Every iteration appends to the history, and the entire history is sent on every LLM call. A 10-iteration loop with verbose tool outputs can hit thousands of tokens per request very quickly. For local Ollama that’s just latency; for paid APIs it’s the bill.

Cheap wins:

  • Trim long tool outputs (output[0, 4_000]) before stuffing them back into history.
  • Drop old Thought: lines once an observation supersedes them.
  • Summarise older history every N iterations instead of replaying it verbatim.

Safety guardrails

The FileReader here will happily read /etc/passwd if the model asks. That’s fine in a CLI you’re running yourself; it’s a security hole the moment this is exposed to anyone else. Restrict tool inputs at the tool boundary, not in the prompt:

def call(input)
  path = File.expand_path(input.to_s.strip, '/your/sandbox')
  return 'Error: path escapes sandbox' unless path.start_with?('/your/sandbox/')
  File.read(path)
end

Same principle for shell, network, and database tools. The model is an untrusted caller. Treat it like one.

Logging agent decisions

The logger: parameter on Agent.new is there for a reason. When an agent does something weird in production, you need to be able to replay the conversation — the task, every prompt sent, every response received, every tool input and output. Logging it as it happens is much cheaper than reconstructing it later.

In rupi you can crank up verbosity with RUPI_LOG=debug bin/rupi "…" and see every prompt and response on stderr.

Error handling

Three categories, three different responses:

  • The model emits malformed JSON. Push an error line into the history and let it try again. That’s what :invalid does.
  • A tool fails. Return an error string from #call. The model reads it as an observation and decides what to do.
  • The LLM service is unreachable, or you’ve hit max_iterations. Raise a Rupi::Error. There’s nothing useful left to do; bail.
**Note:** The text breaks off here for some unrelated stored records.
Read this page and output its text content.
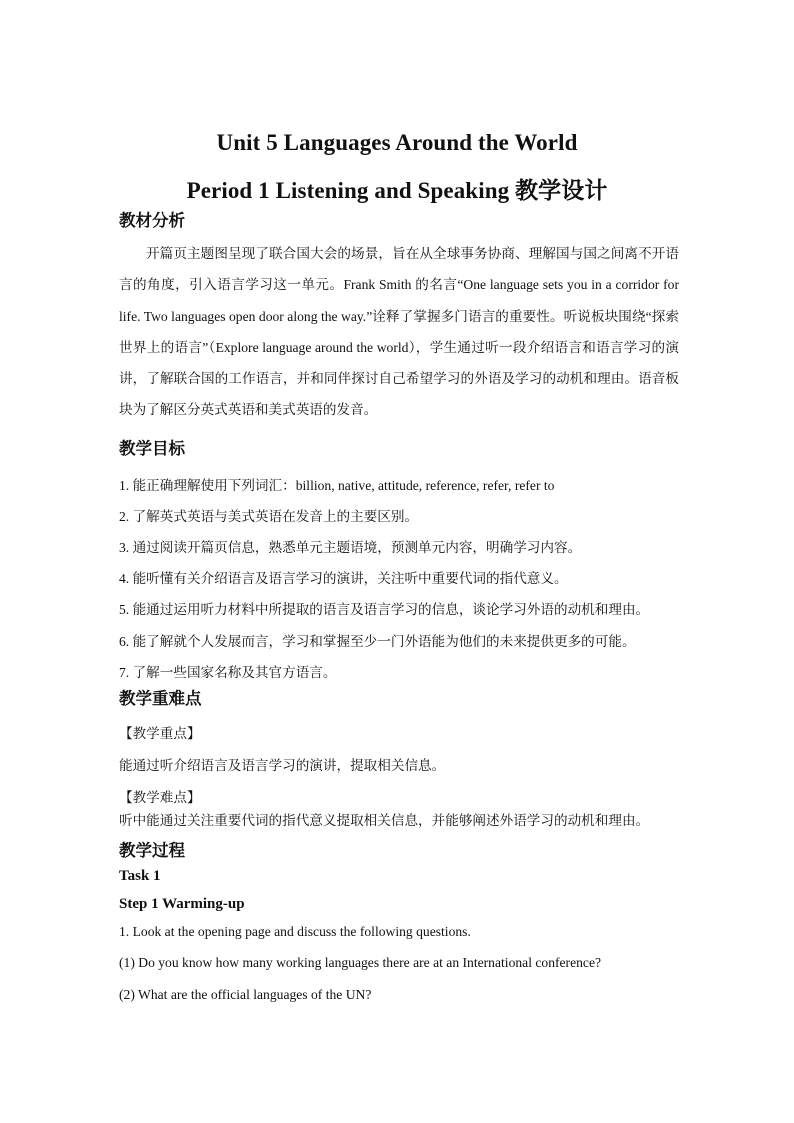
Unit 5 Languages Around the World
Period 1 Listening and Speaking 教学设计
教材分析
开篇页主题图呈现了联合国大会的场景，旨在从全球事务协商、理解国与国之间离不开语言的角度，引入语言学习这一单元。Frank Smith 的名言“One language sets you in a corridor for life. Two languages open door along the way.”诠释了掌握多门语言的重要性。听说板块围绕“探索世界上的语言”（Explore language around the world），学生通过听一段介绍语言和语言学习的演讲，了解联合国的工作语言，并和同伴探讨自己希望学习的外语及学习的动机和理由。语音板块为了解区分英式英语和美式英语的发音。
教学目标
1. 能正确理解使用下列词汇：billion, native, attitude, reference, refer, refer to
2. 了解英式英语与美式英语在发音上的主要区别。
3. 通过阅读开篇页信息，熟悉单元主题语境，预测单元内容，明确学习内容。
4. 能听懂有关介绍语言及语言学习的演讲，关注听中重要代词的指代意义。
5. 能通过运用听力材料中所提取的语言及语言学习的信息，谈论学习外语的动机和理由。
6. 能了解就个人发展而言，学习和掌握至少一门外语能为他们的未来提供更多的可能。
7. 了解一些国家名称及其官方语言。
教学重难点
【教学重点】
能通过听介绍语言及语言学习的演讲，提取相关信息。
【教学难点】
听中能通过关注重要代词的指代意义提取相关信息，并能够阐述外语学习的动机和理由。
教学过程
Task 1
Step 1 Warming-up
1. Look at the opening page and discuss the following questions.
(1) Do you know how many working languages there are at an International conference?
(2) What are the official languages of the UN?
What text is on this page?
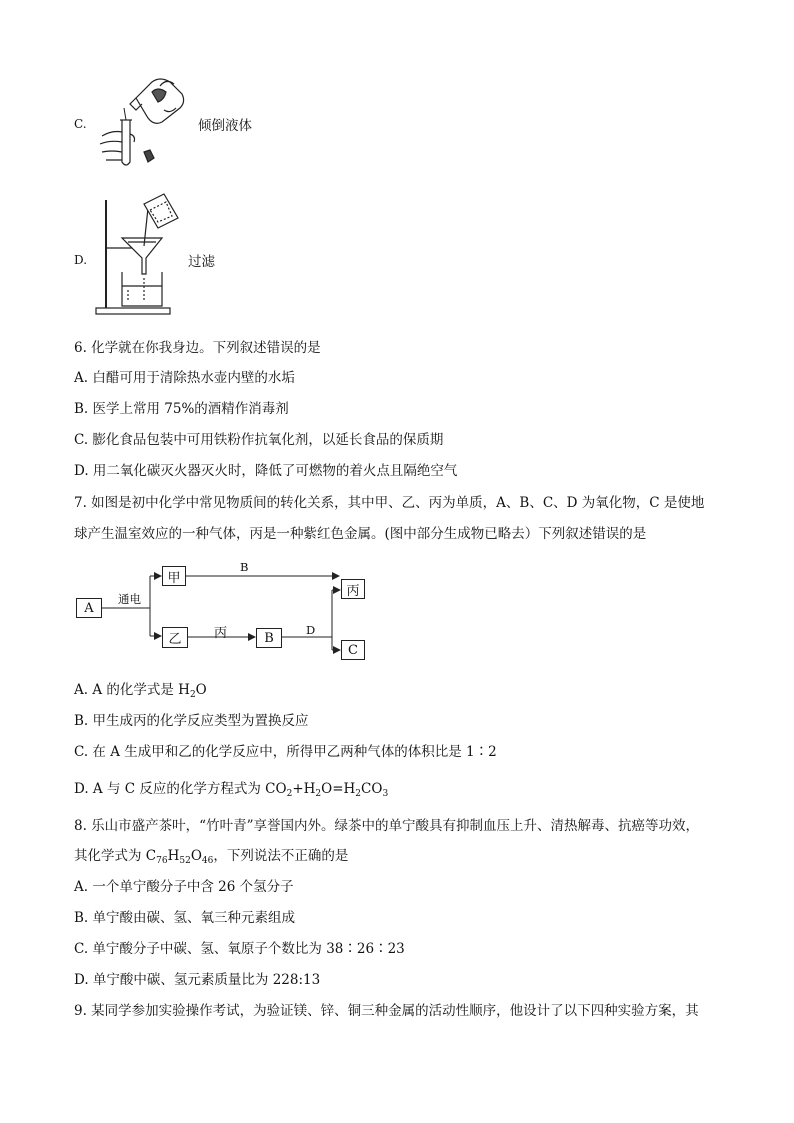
C.	倾倒液体
D.	过滤
6. 化学就在你我身边。下列叙述错误的是
A. 白醋可用于清除热水壶内壁的水垢
B. 医学上常用 75%的酒精作消毒剂
C. 膨化食品包装中可用铁粉作抗氧化剂，以延长食品的保质期
D. 用二氧化碳灭火器灭火时，降低了可燃物的着火点且隔绝空气
7. 如图是初中化学中常见物质间的转化关系，其中甲、乙、丙为单质，A、B、C、D 为氧化物，C 是使地
球产生温室效应的一种气体，丙是一种紫红色金属。(图中部分生成物已略去）下列叙述错误的是
A
甲
乙
丙
B
C
通电
B
丙	D
A. A 的化学式是 $H_2O$
B. 甲生成丙的化学反应类型为置换反应
C. 在 A 生成甲和乙的化学反应中，所得甲乙两种气体的体积比是 1∶2
D. A 与 C 反应的化学方程式为 $CO_2+H_2O=H_2CO_3$
8. 乐山市盛产茶叶，“竹叶青”享誉国内外。绿茶中的单宁酸具有抑制血压上升、清热解毒、抗癌等功效，
其化学式为 $C_{76}H_{52}O_{46}$，下列说法不正确的是
A. 一个单宁酸分子中含 26 个氢分子
B. 单宁酸由碳、氢、氧三种元素组成
C. 单宁酸分子中碳、氢、氧原子个数比为 38∶26∶23
D. 单宁酸中碳、氢元素质量比为 228:13
9. 某同学参加实验操作考试，为验证镁、锌、铜三种金属的活动性顺序，他设计了以下四种实验方案，其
The split is between failures the model can react to (give it another turn) and failures it can’t (stop).

Wrapping up

We’ve gone from “an LLM is a text predictor” to “an LLM is the brain of a tool-using agent” in about 200 lines. The pieces are small:

  • A duck-typed Tool — anything that responds to name, description, call.
  • A ToolRegistry that’s basically a Hash with a typed lookup error.
  • An OllamaClient that wraps Net::HTTP.
  • An Agent that loops, parses, dispatches, and stops.

The interesting work isn’t any one component — it’s the protocol between the LLM and the runtime. We chose JSON-with-two-shapes; ReAct prompting; a robust JSON extractor for sloppy models; tool failures that return strings instead of raising. Every framework out there (LangChain, smolagents, Pydantic AI) is doing some variation of the same dance.

If you want to extend this:

  • Real tools. Calculator, HTTP fetcher, shell runner with allow-listed commands, sqlite query.
  • Multi-step planning. Have the model emit a plan first, then execute it step by step.
  • Streaming. Set stream: true on the Ollama request and parse partial JSON as it arrives.
  • Multiple agents. One supervisor agent dispatching to specialist sub-agents, each with its own tool set.

The code from this post is in rupi. It’s about 200 lines, has 19 unit tests, no runtime dependencies, and runs against any Ollama-served model. Steal whatever’s useful.